Gallop wants not only to balance out porn with socially shared #realworldsex, but to see the porn market flooded with porn made by women—which doesn't mean porn made "for" women, she points out, but more disruptive, creative porn for everyone.
"Seeing more innovative porn—porn that men would find just as hot—would result in everybody having a much better time in bed," says Gallop. "Men need to see there is no bigger turn-on than being in bed with someone who you know is having an absolutely fabulous time because of you."
Unfortunately, PLEASE, you're having an absolutely miserable time because of him. "PLEASE's boyfriend is operating in his own closed loop," says Gallop, "the belief that sexual gratification is all about him. He has no idea what sexual gratification really could be. She needs to leave him."
You can find Cindy Gallop's viral Ted Talk and a documentary about Make Love Not Porn at ifundwomen.com/projects/makelovenotporn. Follow her on Twitter @CindyGallop.
Q I'm 28 years old and have been with my boyfriend (also 28) for three years. Our relationship is monogamous and vanilla. I'm a pretty sexual person: I've been to bondage clubs and burlesque shows, and I've had my fair share of sexual encounters with men and women. I like to dominate and be dominated.
However, my boyfriend is non-aggressive, non-dominating and non-initiating. I ALWAYS have to initiate and I'm ALWAYS in the driver's seat. I'm tired of this. I enjoy strong masculine energy! I'm a feminist, but sometimes in the bedroom it can be incredibly hot to feel like a sex object.
We've talked and talked, and tried some light bondage (he didn't like it) and talked about a threesome (he's opposed). He says sex just isn't something he "thinks about a lot." How do I get him to show some sexual aggression? —Wants Him Aggressive More
A Keep reading, WHAM.
Q My husband of 17 years has never been into sex—which I always knew was a problem, but the other stuff was good. He's into pornography, though, and I've busted him many times.
To say I am resentful is an understatement. He uses corn oil for masturbating, and I've been reduced to marking the bottle and booby-trapping it to see if he's been up to his tricks. We have two children, so that's what keeps me from "pulling the trigger." —Gagging In Chicago
A GIC: You have three options.
1. Pull the trigger.
2. Redefine your marriage as companionate—it's about child-rearing and family life, not about sex. If your husband is free to find fulfillment in the bottle (of corn oil), and you're free to find fulfillment in the bedroom (of another man/men), maybe you can make it work.
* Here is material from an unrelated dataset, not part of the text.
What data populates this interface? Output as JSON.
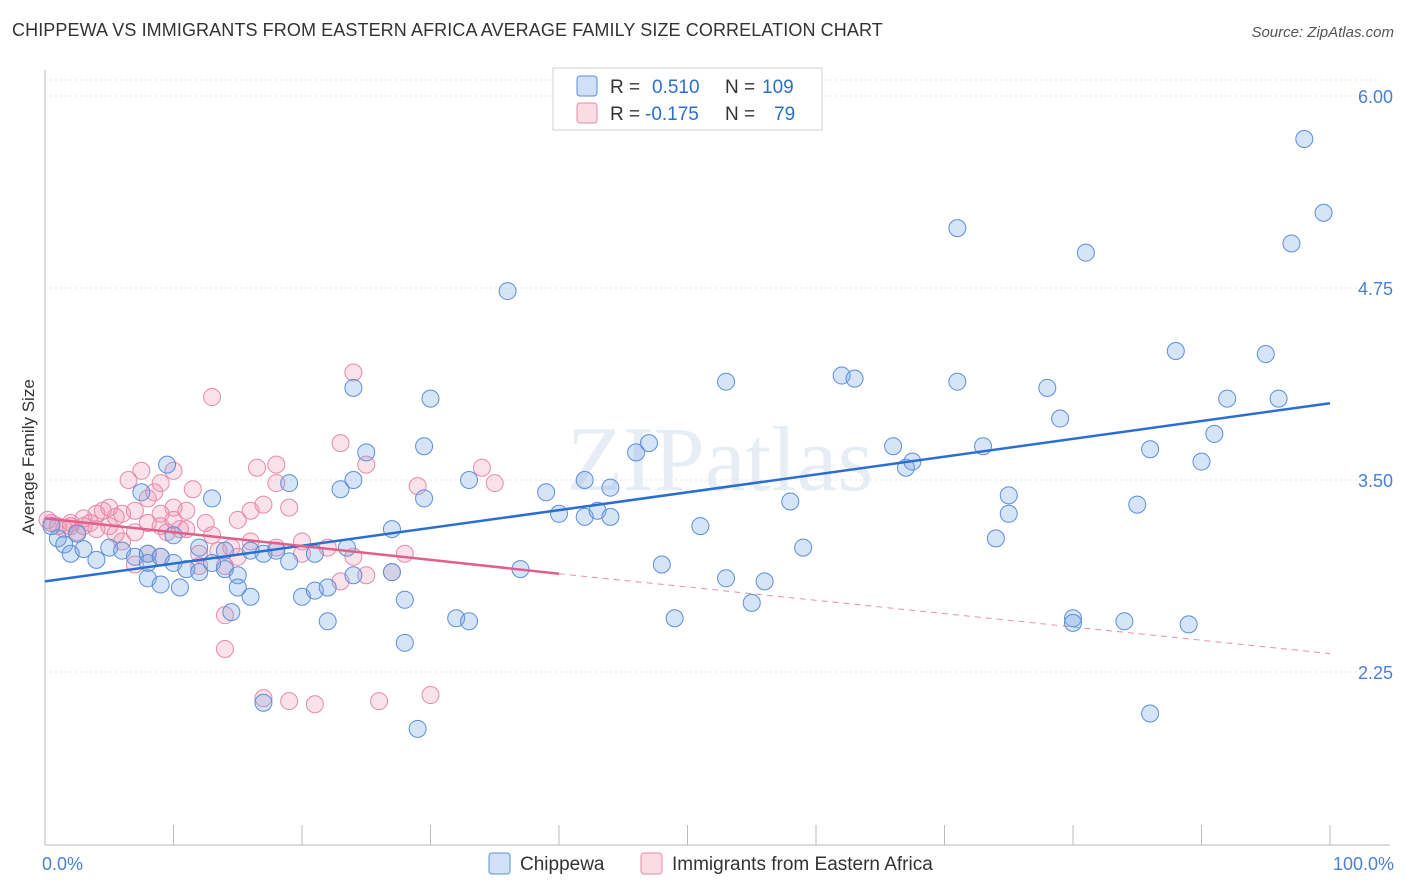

3. Continue with what you're doing now—your husband sneaking off to have a wank, and you monitoring (and booby-trapping?!) every bottle of corn oil that comes into the house.
WHAM: Your boyfriend isn't going to become someone else—he's not going to suddenly become more interested in sex or more sexually aggressive—so if you don't want to be sending me a letter like GIC's in 14 years, end this relationship. People who want healthy, functional, monogamous LTRs—free from booby traps and busts—need to prioritize sexual compatibility at the start. That doesn't mean things can't go off the rails later (see the first letter), but they're less likely to.